The South Ryukyu dialects are divided into two categories: one of which basically has three vowels /i ・ a ・ u/, and the other, four /i ・ ï ・ a ・ u/. The former is assumed to be derived from the latter by the decline of the neutral vowel /ï/. This neutral vowel has been interpreted and transcribed differently in phonetic notation by many researchers, e.g., [ï, ɨ, 〓]. The purpose of this article is to analyse the acoustic substance of these neutral vowels, using the digitized phonetic sources of the Aragusuku dialect as reported in Kuno et al. (1993), and the Karimata dialect and Oogami dialect as reported in Oono et al. (1998).
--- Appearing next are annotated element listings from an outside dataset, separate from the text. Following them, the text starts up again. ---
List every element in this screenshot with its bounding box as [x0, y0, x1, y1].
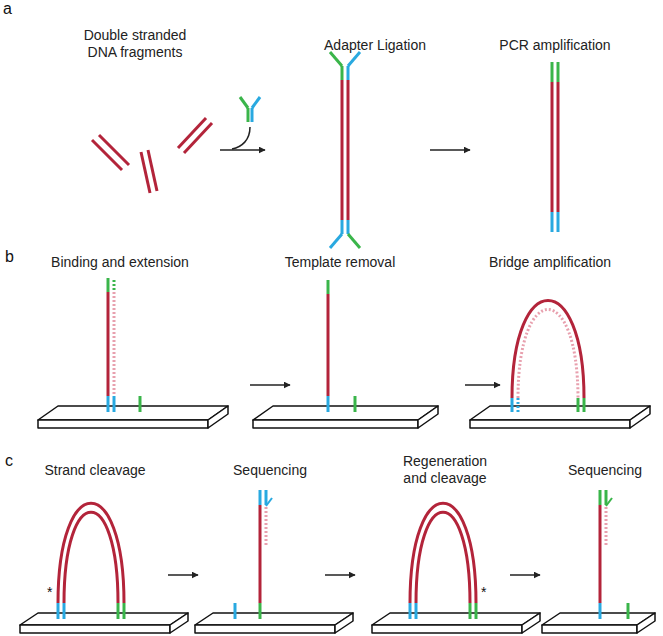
ligated-fragment [330, 52, 360, 248]
step-panel: Binding and extension [25, 252, 250, 432]
step-arrow [168, 574, 198, 576]
step-panel: Sequencing [540, 450, 658, 630]
bridge-strand [512, 301, 584, 413]
bound-strand [108, 278, 140, 412]
sequencing-strand [235, 490, 272, 619]
step-arrow [220, 149, 265, 151]
step-panel: PCR amplification [470, 25, 640, 255]
step-title: PCR amplification [455, 37, 655, 54]
bridge-strand [410, 503, 476, 619]
step-panel: Sequencing [198, 450, 325, 630]
single-strand [328, 280, 355, 412]
dna-fragment [92, 118, 212, 193]
flow-cell-slide [20, 613, 188, 633]
step-arrow [430, 149, 470, 151]
bridge-strand [58, 503, 124, 619]
step-title: Regeneration and cleavage [395, 453, 495, 487]
panel-letter: b [5, 248, 14, 266]
cleavage-mark: * [47, 584, 52, 600]
pcr-product [552, 62, 558, 232]
flow-cell-slide [470, 406, 650, 428]
step-panel: Regeneration and cleavage [355, 450, 510, 630]
step-title: Template removal [265, 254, 415, 271]
step-arrow [250, 384, 290, 386]
step-title: Bridge amplification [450, 254, 650, 271]
panel-letter: c [5, 452, 13, 470]
flow-cell-slide [253, 406, 438, 428]
step-title: Sequencing [550, 462, 660, 479]
flow-cell-slide [195, 613, 353, 633]
step-panel: Double stranded DNA fragments [60, 25, 220, 255]
step-title: Adapter Ligation [275, 37, 475, 54]
cleavage-mark: * [481, 584, 486, 600]
step-arrow [465, 384, 500, 386]
step-panel: Strand cleavage [10, 450, 168, 630]
adapter-symbol [240, 97, 260, 122]
joining-arrow [232, 127, 250, 149]
step-panel: Adapter Ligation [265, 25, 430, 255]
step-title: Strand cleavage [20, 462, 170, 479]
step-panel: Bridge amplification [500, 252, 660, 432]
step-arrow [325, 574, 355, 576]
flow-cell-slide [38, 406, 228, 428]
sequencing-strand [600, 490, 628, 619]
step-title: Binding and extension [20, 254, 220, 271]
step-panel: Template removal [290, 252, 465, 432]
flow-cell-slide [372, 613, 540, 633]
step-title: Sequencing [210, 462, 330, 479]
step-title: Double stranded DNA fragments [70, 27, 200, 61]
panel-letter: a [3, 0, 12, 18]
step-arrow [510, 574, 540, 576]
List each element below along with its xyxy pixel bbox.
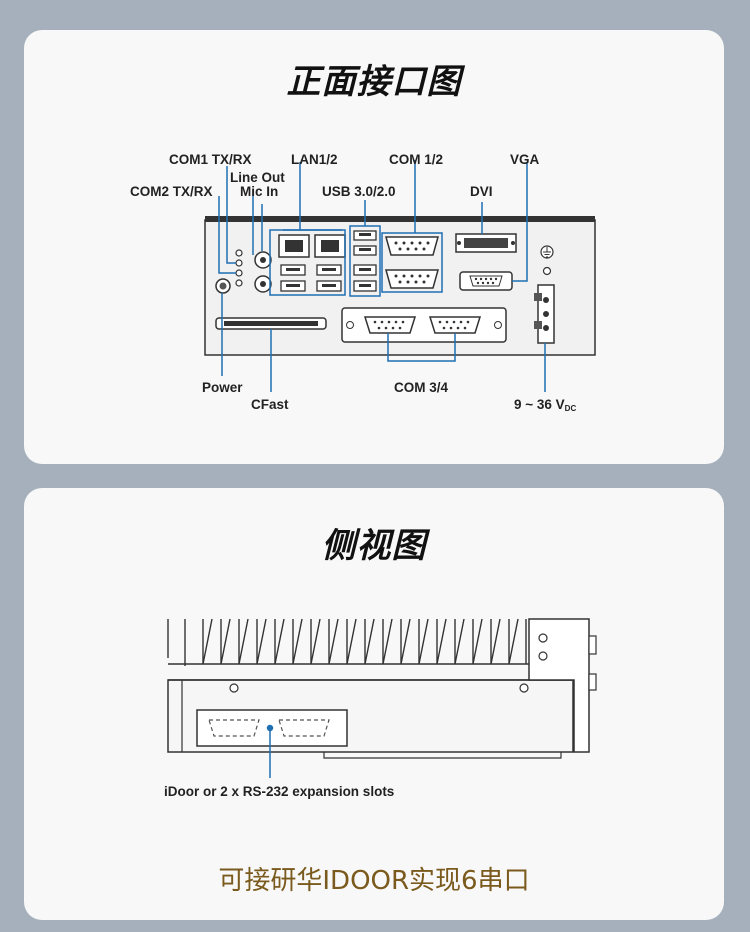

According to Imaishi (1997), the characteristics of the neutral vowel can be seen from examination of F2. Although the distribution of F2 of the neutral vowels in all of these dialects locates between [i] and [u], the values of F2/F1 differ significantly among these dialects. This is supposed to be affected by the difference of articulatory position of the vowels in question. The value of F2/F1 of Oogami dialect is especially low, and in part overlaps with that of [u]. This means that the tongue position of the neutral vowel in Oogami is very close to that of [u]. Presumably, the distinction between the two vowels depends on the configuration of the lips, spread vs. round.